CHICAGO (AP) -- Fitch cut its rating on RadioShack less than a week after the retailer was checked by lenders in an aggressive effort to shutter almost 20 percent of its stores worldwide.

The rating agency said Thursday that without massive inventory liquidation, the company could experience new profit and cash-flow pressure.

In March, after revealing that its losses had blossomed last year, RadioShack said that it would seek to close more stores than originally agreed to with creditors. Instead of 200 store closings per year for a maximum of 600, RadioShack said that it needed to close as many as 1,100 stores.

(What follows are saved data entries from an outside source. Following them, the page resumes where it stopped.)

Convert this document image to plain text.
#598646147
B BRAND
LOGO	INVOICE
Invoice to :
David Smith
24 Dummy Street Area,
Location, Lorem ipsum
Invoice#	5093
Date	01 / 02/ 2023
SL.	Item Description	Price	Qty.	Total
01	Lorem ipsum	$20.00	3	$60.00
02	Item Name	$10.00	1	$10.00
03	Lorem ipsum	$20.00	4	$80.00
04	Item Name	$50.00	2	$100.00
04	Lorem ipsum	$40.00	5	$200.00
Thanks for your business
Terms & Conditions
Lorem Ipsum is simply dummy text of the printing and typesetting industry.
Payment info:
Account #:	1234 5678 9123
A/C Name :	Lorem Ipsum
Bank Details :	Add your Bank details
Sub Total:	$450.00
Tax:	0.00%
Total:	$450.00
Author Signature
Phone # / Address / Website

Last week, however, the company said that it had failed to come to a new agreement with creditors and that it would try to cut costs elsewhere.

Fitch Ratings has grown increasingly concerned about the company's ability to operate beyond this year, citing "significant cash burn."

RadioShack had total liquidity of $555 million at the end of 2013, compared with $927 million in the previous year, according to the rating agency.

The company in March reported losses of $400 million for 2013, much wider than the $139 million in losses it posted in 2012.

Fitch dropped RadioShack's long-term issuer default rating two notches Thursday to "CC" from "CCC," near the bottom of junk territory.

The ratings agency said that it is increasingly likely that RadioShack will need to restructure its debt within the next 12 months.

A representative for RadioShack, based in St. Paul, Minnesota, could not be reached immediately for comment.

Shares of RadioShack Corp. fell 2 cents to $1.32 in afternoon trading. They have fallen almost 50 percent this year.